À peine rentrées en France, elles couvent à nouveau la fièvre du voyage. Elles débutent leur vie professionnelle mais l’idée d’une nouvelle mission ne les lâche pas. Devenues russophones, elles s’intéressent aux missionnaires d’Asie centrale, mais butent sur le manque d’informations à leur disposition. Qu’à cela ne tienne, puisque personne ne sait grand chose sur les catholiques d’Asie centrale, ce sont elles, Diane et Anna, qui iront combler ce vide. “Là-bas, c’est un peu le no man’s land des catholiques. Nous avons voulu partir à leur rencontre, dans une démarche de pèlerinage.” En octobre, les deux amies s’envolent donc vers le Kazakhstan, où elles restent trois mois. Puis, elles se rendent au Tadjikistan, en Ouzbékistan, et terminent par le Kirghizistan et Turkménistan. À chaque pays sa communauté missionnaire : Franciscains en Ouzbékistan, Jésuites au Kirghizistan, Verbe Incarné au Tadjikistan, Oblats de l’Immaculée au Turkménistan… Et, un peu partout, des filles de la Charité. Une dynamique lancée par Jean Paul II, qui avait décidé d’envoyer des missionnaires différents pour évangéliser ces terres.

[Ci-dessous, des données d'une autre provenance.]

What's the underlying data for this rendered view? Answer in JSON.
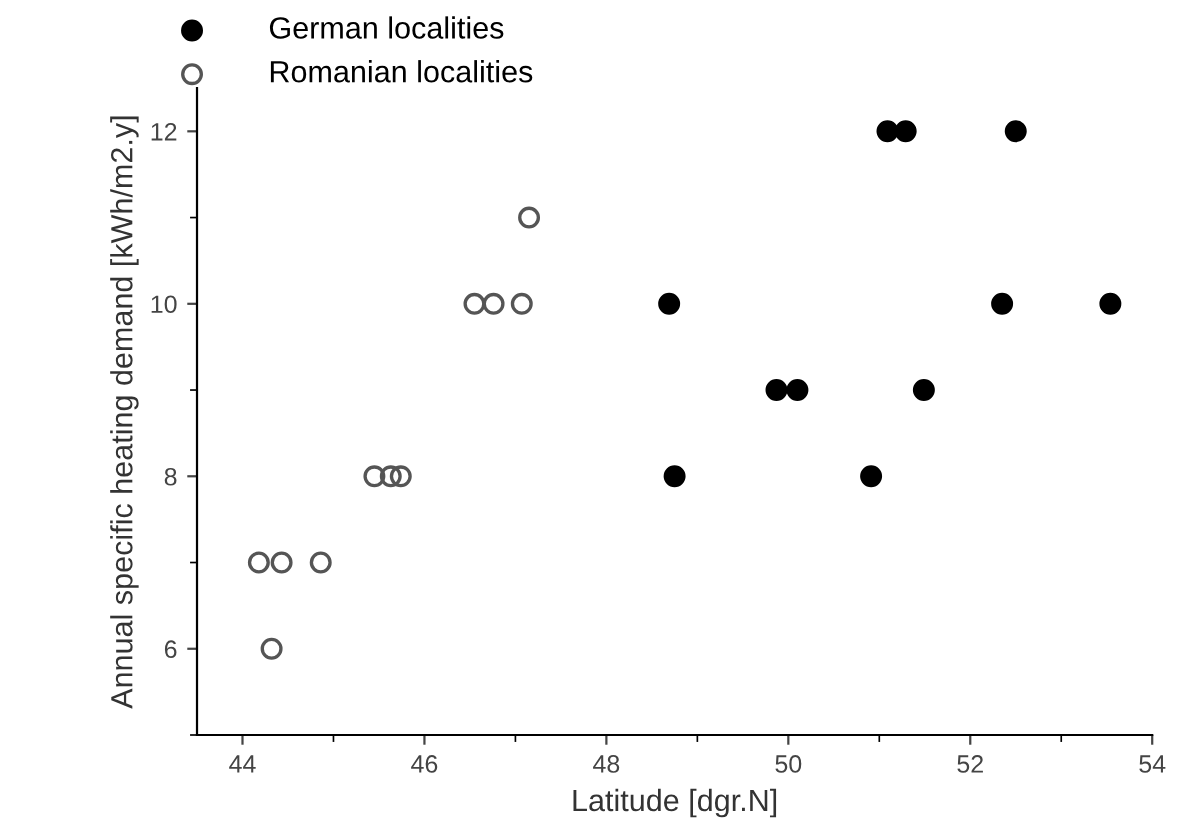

L’Église est devenue le point de rassemblement des gens seuls et pauvres.
Elles sont hébergées dans les paroisses où elles donnent tout leur temps, notamment pour l’animation des messes et des temps de prière. “Ce sont des paroisses où les répertoires de chants sont très limités. Pour les fidèles, entendre un chant à deux voix relevait presque du miracle”, se rappelle Diane. “Nous leur avons appris des chants, avec les différentes voix, en les traduisant en russe pour qu’ils puissent chanter une fois parties”. Car le russe, c’est la langue que parlent les catholiques d’Asie centrale. La très grande majorité d’entre eux sont issus de la déportation communiste – les plus grands goulags se trouvaient en terre kazakhe. C’est d’ailleurs la raison pour laquelle l’évangélisation auprès des locaux est si difficile, relèvent les jeunes femmes. “Là-bas, la messe n’est célébrée qu’en russe. Par conséquent, une grande majorité de la population n’a pas accès à la messe en langue vernaculaire. Et il y a aussi, sur ces terres musulmanes, la prégnance de cette idée selon laquelle le Dieu des chrétiens est soit celui des Russes, soit celui des Occidentaux : pour eux, un Dieu faible.” Dans chaque pays, la religion musulmane est intrinsèquement liée à l’identité, qu’elle soit kirghize, kazakhe ou ouzbèke. “Les conversions sont très difficiles, quitter l’islam n’est pas bien vu”, souligne Anna.
Le nourrisson de l’Église
Dans les paroisses catholiques, les mères célibataires abandonnées par leur mari sont légion. “L’Église est devenue le point de rassemblement des gens seuls et pauvres, qui subissent une misère à la fois matérielle et spirituelle, mais aussi morale”, explique Diane. “Les prêtres sont sous l’eau. Ils aimeraient pouvoir faire de l’éducation morale, affective et sexuelle car la jeunesse en a vraiment besoin, elle n’a aucun repère en la matière, mais ils sont débordés.” Surtout, la petite communauté catholique est esseulée et repliée sur elle-même, dans l’incapacité de partager sa foi. Une épreuve que sont loin de partager les catholiques d’Occident, rappellent les deux jeunes femmes. “L’Église d’Occident est confrontée à de grandes difficultés mais quelle chance nous avons malgré tout de pouvoir vivre notre foi et nos sacrements en communion avec d’autres ! Là-bas, si un jeune reçoit le baptême, il est seul et n’a personne avec qui partager sa foi.”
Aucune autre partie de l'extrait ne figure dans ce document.